22 ottobre 2021
Aggiornato 00:00
Nessuna sanatoria generalizzata per gli immigrati irregolari

Maroni: «Le risorse per la sicurezza ci sono, il problema è spenderle bene»

Il ministro dell’Interno ha riferito sulle linee programmatiche del dicastero in Commissione Affari Costituzionali alla Camera

La Finanziaria ha stanziato per la sicurezza 400 milioni di euro, a questi si aggiungeranno oltre un miliardo di euro che, entro la fine dell'anno, saranno recuperati nel Fondo straordinario alimentato dai beni mobili confiscati alla criminalità organizzata. Inoltre, un miliardo e 200 milioni sono stati stanziati dall'Unione europea e dal nostro Paese per i prossimi quattro anni nell'ambito del Pon sicurezza, per ridurre la criminalità nelle quattro regioni del Sud più a rischio.

«Le risorse per la sicurezza ci sono» ha spiegato il ministro dell'Interno Maroni nel corso dell'audizione davanti alla Commissione Affari costituzionali della Camera, proseguendo le comunicazioni sulle linee programmatiche del suo dicastero. «Il problema oggi nel nostro Paese - ha proseguito - non è tanto legato alle risorse, quanto a come i soldi vengono spesi».
Nei prossimi giorni, ha annunciato il ministro Maroni, arriverà anche la firma del decreto sul Fondo della sicurezza urbana. «Ne ho parlato con il presidente dell'Anci – ha spiegato – e l'intenzione è quella di arrivare ad un protocollo di intesa per definire con rigore i criteri sulla base dei quali i sindaci vi potranno accedere. Vogliamo evitare che ci siano favoritismi o anche solo l'impressione che possano esservene».

In un momento di tagli e di riduzione della spesa pubblica, ha spiegato Maroni, occorre piuttosto un maggiore coordinamento: «Più che chiedere nuove risorse bisogna preoccuparsi di utilizzarle al meglio».
Il ministro ha poi fatto l’esempio della provincia di Milano dove sono presenti 1.004 Vigili del fuoco, mentre in quella di Roma, che ha più o meno la stessa estensione, sono 1.760, il 75% in più. «Ci dobbiamo chiedere - ha detto Maroni - se questa organizzazione risponde o no alle esigenze di efficienza».
C'è un problema di organizzazione del ministero dell'Interno a livello centrale e periferico, ha ammesso il ministro annunciando una riorganizzazione delle forze di Polizia e dei Vigili del fuoco che sarà ultimata nei prossimi mesi con l'obiettivo di definire «un nuovo modello di sicurezza».
In Italia, ha osservato Maroni, «c'è un agente delle Forze dell'ordine ogni 140 abitanti: non sono pochi, ma serve un'organizzazione più razionale ed efficiente».

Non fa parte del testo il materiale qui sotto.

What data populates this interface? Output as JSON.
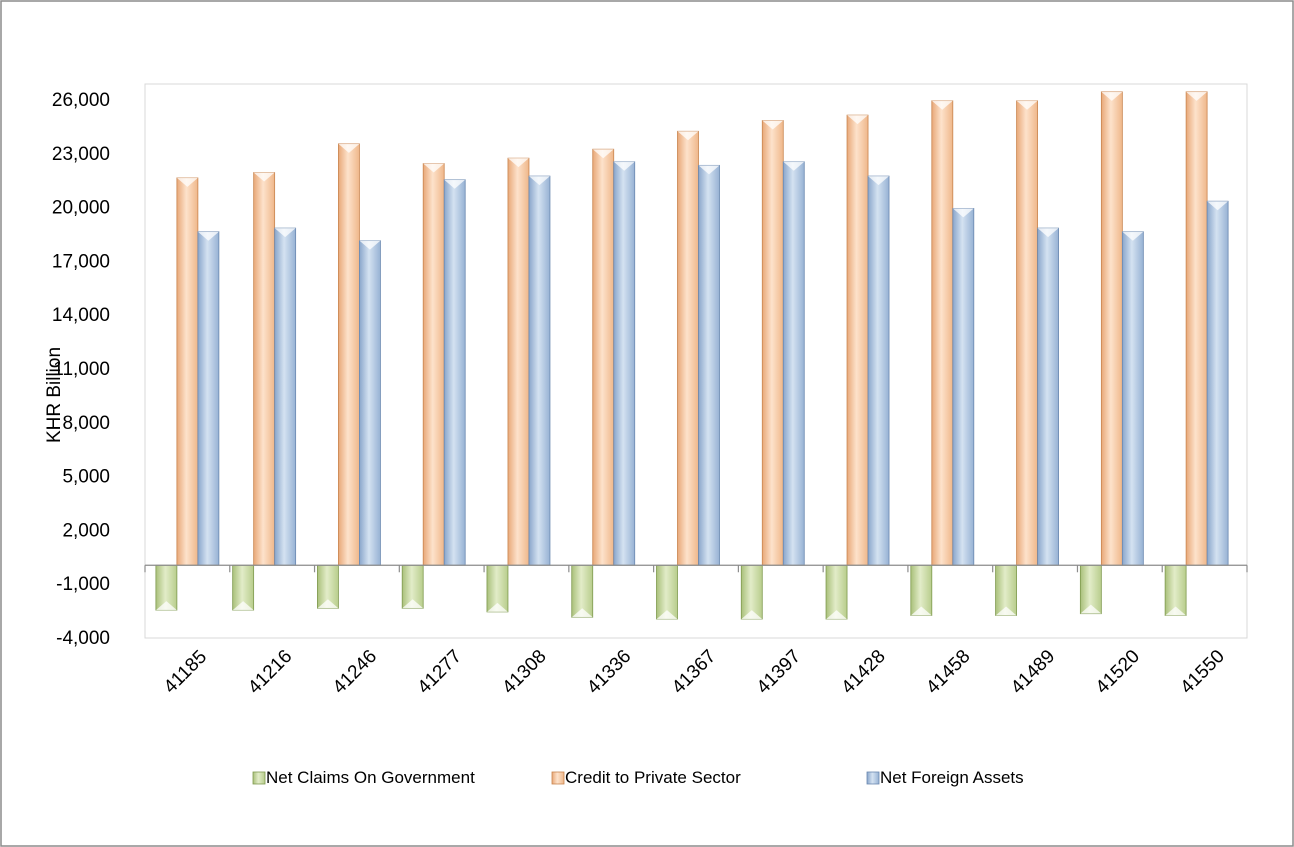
{
  "chart_data": {
    "type": "bar",
    "title": "",
    "xlabel": "",
    "ylabel": "KHR Billion",
    "ylim": [
      -4000,
      27000
    ],
    "yticks": [
      -4000,
      -1000,
      2000,
      5000,
      8000,
      11000,
      14000,
      17000,
      20000,
      23000,
      26000
    ],
    "ytick_labels": [
      "-4,000",
      "-1,000",
      "2,000",
      "5,000",
      "8,000",
      "11,000",
      "14,000",
      "17,000",
      "20,000",
      "23,000",
      "26,000"
    ],
    "categories": [
      "41185",
      "41216",
      "41246",
      "41277",
      "41308",
      "41336",
      "41367",
      "41397",
      "41428",
      "41458",
      "41489",
      "41520",
      "41550"
    ],
    "grid": false,
    "legend_position": "bottom",
    "series": [
      {
        "name": "Net Claims On Government",
        "color": "#c4d79b",
        "values": [
          -2500,
          -2500,
          -2400,
          -2400,
          -2600,
          -2900,
          -3000,
          -3000,
          -3000,
          -2800,
          -2800,
          -2700,
          -2800
        ]
      },
      {
        "name": "Credit to Private Sector",
        "color": "#f7c7a0",
        "values": [
          21600,
          21900,
          23500,
          22400,
          22700,
          23200,
          24200,
          24800,
          25100,
          25900,
          25900,
          26400,
          26400
        ]
      },
      {
        "name": "Net Foreign Assets",
        "color": "#a7bfdc",
        "values": [
          18600,
          18800,
          18100,
          21500,
          21700,
          22500,
          22300,
          22500,
          21700,
          19900,
          18800,
          18600,
          20300
        ]
      }
    ]
  }
}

Sul fronte dell'immigrazione, il ministro dell'Interno ha ricordato che il Patto per l'immigrazione e l'asilo proposto dalla presidenza francese dell'Unione europea invita gli stati membri a non attuare sanatorie generalizzate, o per compartimenti, ma a giudicare caso per caso. «È una posizione - ha detto Maroni - che io e il governo condividiamo».
Il ministro ha poi riferito che il rapporto con la Commissione europea è di grande collaborazione. «Nei prossimi giorni - ha annunciato Maroni - manderò al Commissario europeo alla Giustizia, Sicurezza e Libertà Jacques Barrot il rapporto sulla nostra iniziativa del censimento dei campi nomadi. C'è un costante colloquio con la Commissione e tutti i nostri provvedimenti rispettano le normative europee».